Une défaite que le syndicat des détaillants, grossistes et grands magasins (RWDSU) – à l’origine de l’initiative – n’accepte pas. D’après lui, l’interférence d’Amazon dans l’élection est allée beaucoup trop loin. Le syndicat a décidé de porter plainte devant le National Labor Relations Board (NLRB), l’agence fédérale en charge des élections syndicales. Au total, ce sont 23 objections qui ont été déposées.

D’après le RWDSU, la conduite d’Amazon a empêché l’exercice libre et non forcé du choix des employés, sapant ainsi ses efforts pour fournir ‘un laboratoire dans lequel une expérience peut être menée, dans des conditions aussi idéales que possible, pour déterminer les désirs non inhibés des employés’.

Les faits reprochés sont graves

Le syndicat a divulgué plusieurs éléments permettant d’étayer ses accusations:

  • Amazon aurait interrogé et licencié un employé pro-syndicat pour avoir distribué des tracts en dehors des zones de travail, ce qui est un droit protégé par le droit du travail fédéral.
  • Amazon a confirmé avoir organisé des réunions obligatoires via lesquelles elle informait ses employés des possibles conséquences de la constitution d’un syndicat. Il lui est reproché d’avoir empêché certains travailleurs – ceux qui posaient des questions – d’y assister.
  • Amazon aurait pris des mesures disciplinaires à l’encontre d’un ‘partisan franc du syndicat’ après qu’il ait défié la société lors de ces réunions obligatoires.
  • Amazon aurait envoyé de nombreux messages aux travailleurs les menaçant de licenciements massifs et même de fermer l’usine s’ils votaient en faveur du syndicat.
  • Amazon aurait dit aux travailleurs que le fait de voter pour le syndicat pourrait entraîner une perte d’avantages sociaux et de leur taux de rémunération, en particulier si le syndicat décide de faire grève.
  • Alors que les employés avaient l’opportunité de voter par correspondance, Amazon aurait fait pression pour qu’ils votent en déposant leur bulletin dans une urne placée sur un parking de l’entrepôt. Cela leur aurait donné l’impression que l’entreprise était impliquée dans la collecte et le comptage des votes. De plus, cette boîte aux lettres était ciblée par des caméras de surveillance, lesquelles ‘pouvaient enregistrer les employés entrant et sortant de la tente érigée autour de la boîte de collecte pour déposer les bulletins de vote’, indique le syndicat. Une stratégie qui serait contraire aux conditions légales et qui aurait ‘détruit’ ce que le NLRB appelle les ‘conditions de laboratoire’, l’environnement nécessaire pour que les employés puissent voter librement lors d’une élection.

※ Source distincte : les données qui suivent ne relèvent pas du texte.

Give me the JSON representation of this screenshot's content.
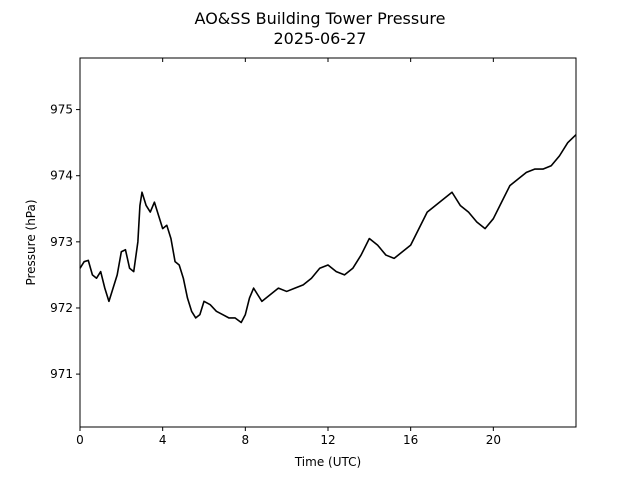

Le RWDSU estime que ces différentes actions ont eu un ‘effet dissuasif sur le soutien au syndicat’. Plus globalement, il accuse Amazon d’avoir créé une ‘atmosphère de confusion, de coercition et/ou de peur des représailles’.

Amazon se défend, une confrontation est prévue

Amazon a réagi à ces allégations via un communiqué signé par sa porte-parole, Heather Knox. ‘Le fait est que moins de 16% des employés de BHM1 ont voté pour rejoindre un syndicat. Plutôt que d’accepter le choix de ces employés, le syndicat semble déterminé à continuer à déformer les faits afin d’imposer son propre agenda. Nous attendons avec impatience les prochaines étapes de la procédure judiciaire’, a-t-elle déclaré.

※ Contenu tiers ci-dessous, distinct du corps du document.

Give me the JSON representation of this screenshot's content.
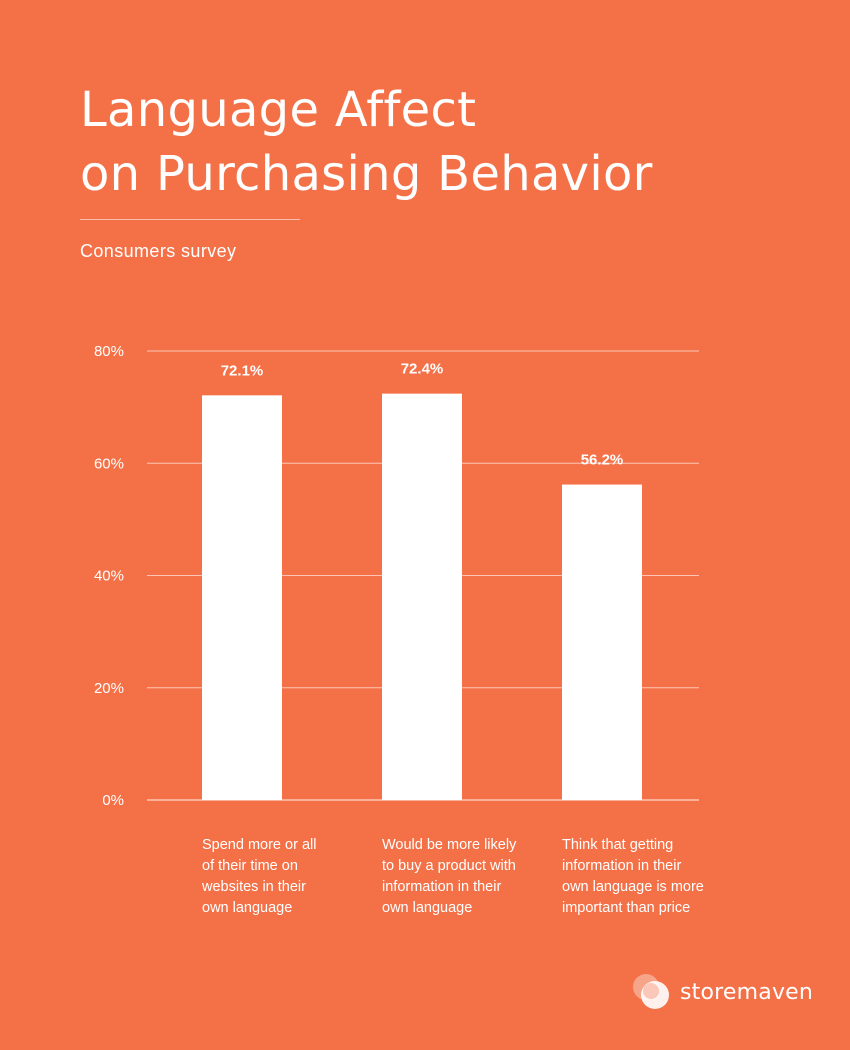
{
  "header": {
    "title_line1": "Language Affect",
    "title_line2": "on Purchasing Behavior",
    "subtitle": "Consumers survey"
  },
  "brand": {
    "name": "storemaven",
    "icon": "storemaven-logo-icon"
  },
  "colors": {
    "background": "#f47148",
    "bar": "#ffffff",
    "gridline": "#ffffff"
  },
  "chart_data": {
    "type": "bar",
    "title": "Language Affect on Purchasing Behavior",
    "subtitle": "Consumers survey",
    "categories": [
      "Spend more or all of their time on websites in their own language",
      "Would be more likely to buy a product with information in their own language",
      "Think that getting information in their own language is more important than price"
    ],
    "category_lines": [
      [
        "Spend more or all",
        "of their time on",
        "websites in their",
        "own language"
      ],
      [
        "Would be more likely",
        "to buy a product with",
        "information in their",
        "own language"
      ],
      [
        "Think that getting",
        "information in their",
        "own language is more",
        "important than price"
      ]
    ],
    "values": [
      72.1,
      72.4,
      56.2
    ],
    "value_labels": [
      "72.1%",
      "72.4%",
      "56.2%"
    ],
    "ylim": [
      0,
      80
    ],
    "yticks": [
      0,
      20,
      40,
      60,
      80
    ],
    "ytick_labels": [
      "0%",
      "20%",
      "40%",
      "60%",
      "80%"
    ],
    "grid": true,
    "legend": "none"
  }
}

Le NLRB s’est refusé à tout commentaire. Une audition devrait être organisée dans les prochaines semaines afin que chaque partie précise ses arguments et les étaie via des preuves. D’après CNBC, en fonction des résultats de son enquête, l’agence pourrait annuler le vote et demander l’organisation de nouvelles élections. Quelle que soit la nature de cette décision, Amazon et le RWDSU pourront chacun faire appel.